Entre les mains d’un écrivain moyen, ce pitch aurait donné une jelly indigeste. Mais saupoudré d’humour anglais et farci de dialogues hilarants, cette «romcom» se révèle aussi addictive et piquante que des chips au vinaigre. L’alternance des deux voix provoque de savoureux télescopages. Si on pense à Coup de foudre à Notting Hill pour le flirt, les mauvais choix, on pense surtout au regretté David Lodge pour l’art de cerner avec une fausse légèreté la nature profonde des personnages, et pour le portrait croustillant de cette Angleterre rustique, ses pubs, ses hôtels désuets. Alors que les paysages défilent, nos deux écorchés n’en finissent pas de repousser l’inévitable. Et tout du long, on se régale des métaphores caustiques qui s’accordent avec la météo grincheuse, celle du ciel et des sentiments. Jubilatoire.
L.R.
La plus que lente
Roman de Jérôme Aumont. Editions Christian Bourgois. 152 p.
La cote de Focus : 4/5
A 12 ans, Nicolas pourrait faire les 400 coups, mais il demeure empêché par son âge où tout lui est interdit d’avance. Pas le plus dégourdi, le jeune adolescent aspire à appartenir à quelque chose, une famille… Sa mère semble toujours absente dans ses pensées, son père échoue à lui transmettre le fiel de l’envie. La discrétion du garçon l’empêche encore de se formaliser au sujet de cette solitude qui l’étreint, de sa différence. Cet été, la main de Marc dans la sienne, le silence posé sur leur bouche lui intiment qu’il lui faudra épouser ses premiers mensonges d’adulte. «On ne s’étreint pas en vain. […] Le Seigneur ne tolère pas ces simagrées.» Les vacances dans le village de sa grand-mère constitueront une échappée. Surtout chez Zazie, senior coquette et originale chez qui les émotions ne sont pas proscrites. Nicolas boit ses paroles et son chocolat chaud, le meilleur du monde.

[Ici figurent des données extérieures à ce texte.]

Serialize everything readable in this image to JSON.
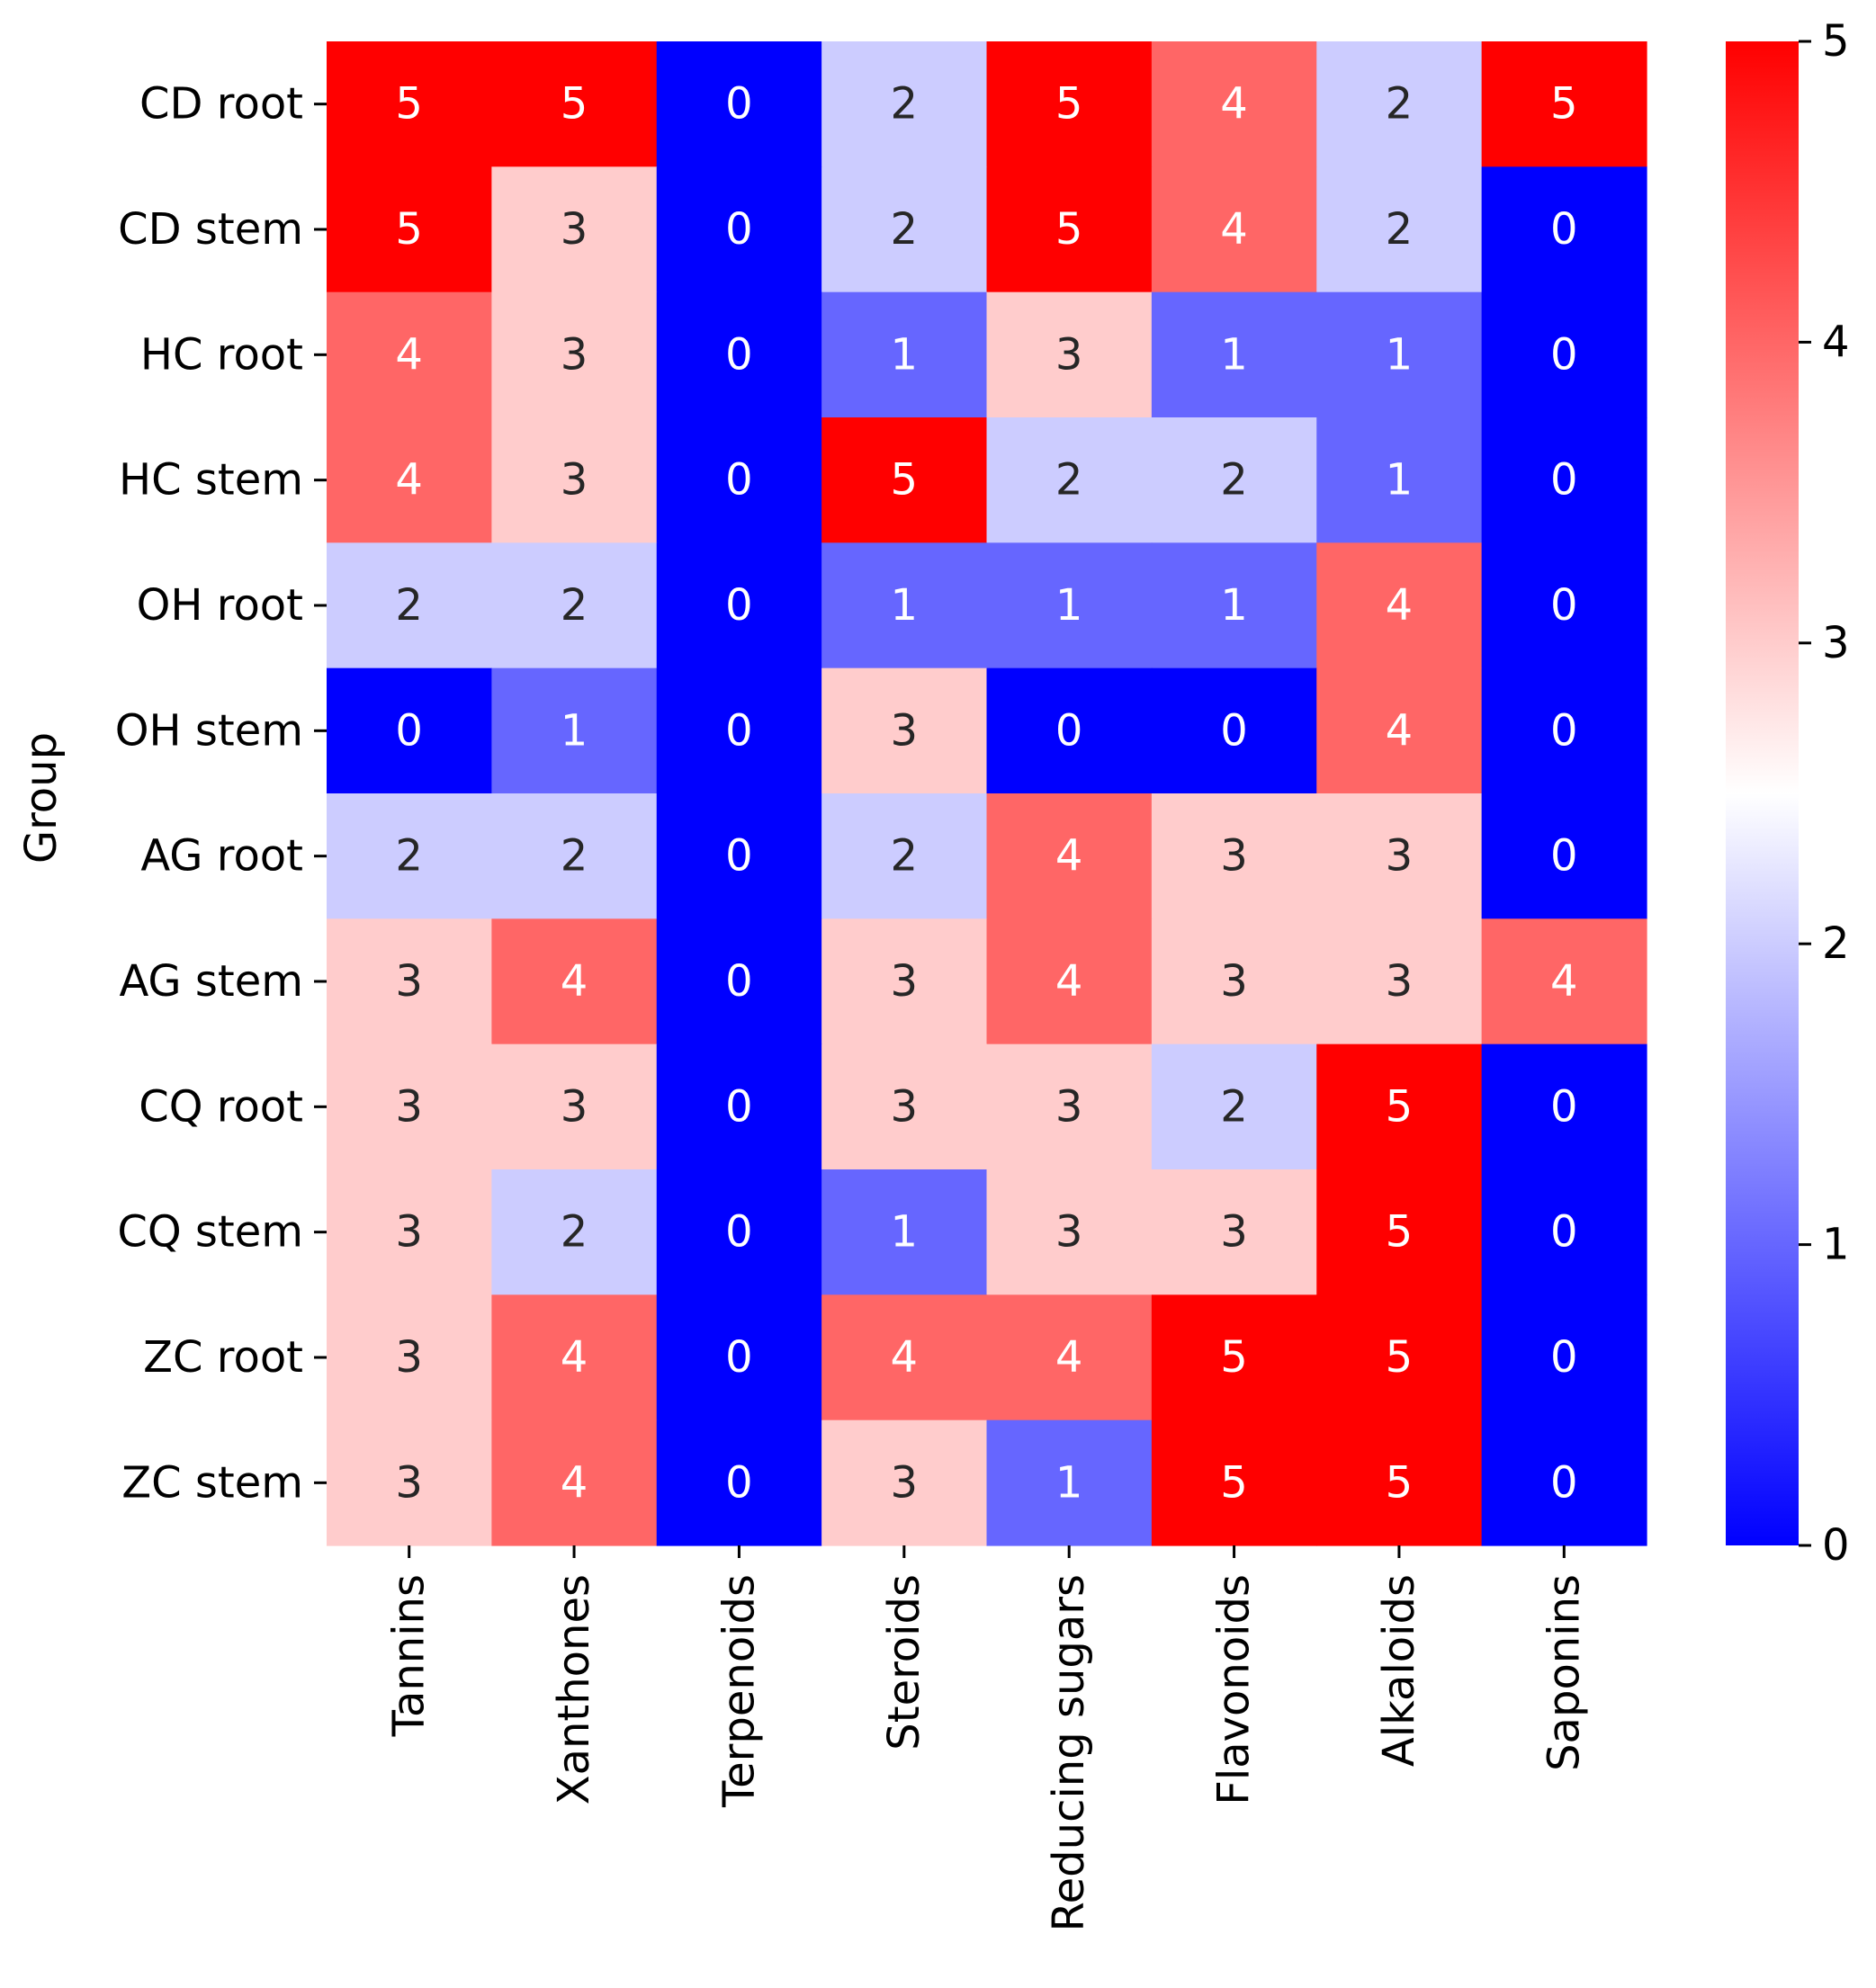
{
  "chart_data": {
    "type": "heatmap",
    "title": "",
    "xlabel": "",
    "ylabel": "Group",
    "columns": [
      "Tannins",
      "Xanthones",
      "Terpenoids",
      "Steroids",
      "Reducing sugars",
      "Flavonoids",
      "Alkaloids",
      "Saponins"
    ],
    "rows": [
      "CD root",
      "CD stem",
      "HC root",
      "HC stem",
      "OH root",
      "OH stem",
      "AG root",
      "AG stem",
      "CQ root",
      "CQ stem",
      "ZC root",
      "ZC stem"
    ],
    "values": [
      [
        5,
        5,
        0,
        2,
        5,
        4,
        2,
        5
      ],
      [
        5,
        3,
        0,
        2,
        5,
        4,
        2,
        0
      ],
      [
        4,
        3,
        0,
        1,
        3,
        1,
        1,
        0
      ],
      [
        4,
        3,
        0,
        5,
        2,
        2,
        1,
        0
      ],
      [
        2,
        2,
        0,
        1,
        1,
        1,
        4,
        0
      ],
      [
        0,
        1,
        0,
        3,
        0,
        0,
        4,
        0
      ],
      [
        2,
        2,
        0,
        2,
        4,
        3,
        3,
        0
      ],
      [
        3,
        4,
        0,
        3,
        4,
        3,
        3,
        4
      ],
      [
        3,
        3,
        0,
        3,
        3,
        2,
        5,
        0
      ],
      [
        3,
        2,
        0,
        1,
        3,
        3,
        5,
        0
      ],
      [
        3,
        4,
        0,
        4,
        4,
        5,
        5,
        0
      ],
      [
        3,
        4,
        0,
        3,
        1,
        5,
        5,
        0
      ]
    ],
    "colorbar": {
      "range": [
        0,
        5
      ],
      "ticks": [
        0,
        1,
        2,
        3,
        4,
        5
      ],
      "center": 2.5,
      "colormap": "bwr"
    },
    "colors": {
      "low": "#0000ff",
      "mid": "#ffffff",
      "high": "#ff0000",
      "annotation_light": "#ffffff",
      "annotation_dark": "#262626",
      "axis": "#000000"
    },
    "grid": false,
    "annotations": true
  }
}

Jérôme Aumont (Un empêchement) orchestre une valse à quatre temps pour dire combien on aime soudain tout ce qui nous échappe. On retrouve son personnage à 24, 38 puis 54 ans. Nicolas termine sa maîtrise de lettres, devient enseignant, vit avec Christian. Demeure toujours en lui ce petit garçon inquiet, toujours prêt à être démasqué. Epluchant à l’économe le paysage de l’enfance, ses cachettes, ses replis, l’auteur enregistre les menues jalousies et les colères ineptes, le son des bouteilles de cidre qui s’entrechoquent, ce téléphone qui soudain pèse des tonnes, les affranchi(e)s qui savent dire maman devant un parfait étranger. La plus que lente est une ode aux mères protectrices, aux mots d’amour empêchés, ravalés dans toute leur immensité. Le prunier ne donne rien cette année? Tant pis. Avec une délicatesse bouleversante, couvant son secret, la fluidité des arabesques de cette valse lente cueille son lecteur en plein cœur.
F.DE.
La Nuit sur commande
Récit de Christine Angot. Editions Stock, 180 p.
La cote de Focus: 4/5
«Le lien entre ce qui m’est arrivé et n’importe quoi que j’écris doit toujours être établi, sinon les choses s’écrivent sur du vent, […] comme par quelqu’un qui n’aurait pas vécu.» Quand la collection «Ma nuit au musée» propose à Christine Angot de prendre part à l’exercice littéraire qui consiste à livrer le compte rendu d’une déambulation nocturne dans un temple de l’art, l’autrice hésite, avant d’accepter. Mais pour elle, la commande est intimement liée à l’ordre, l’ordre à la domination, la domination à l’inceste subi de la part de son père. Alors Christine Angot contourne l’obstacle.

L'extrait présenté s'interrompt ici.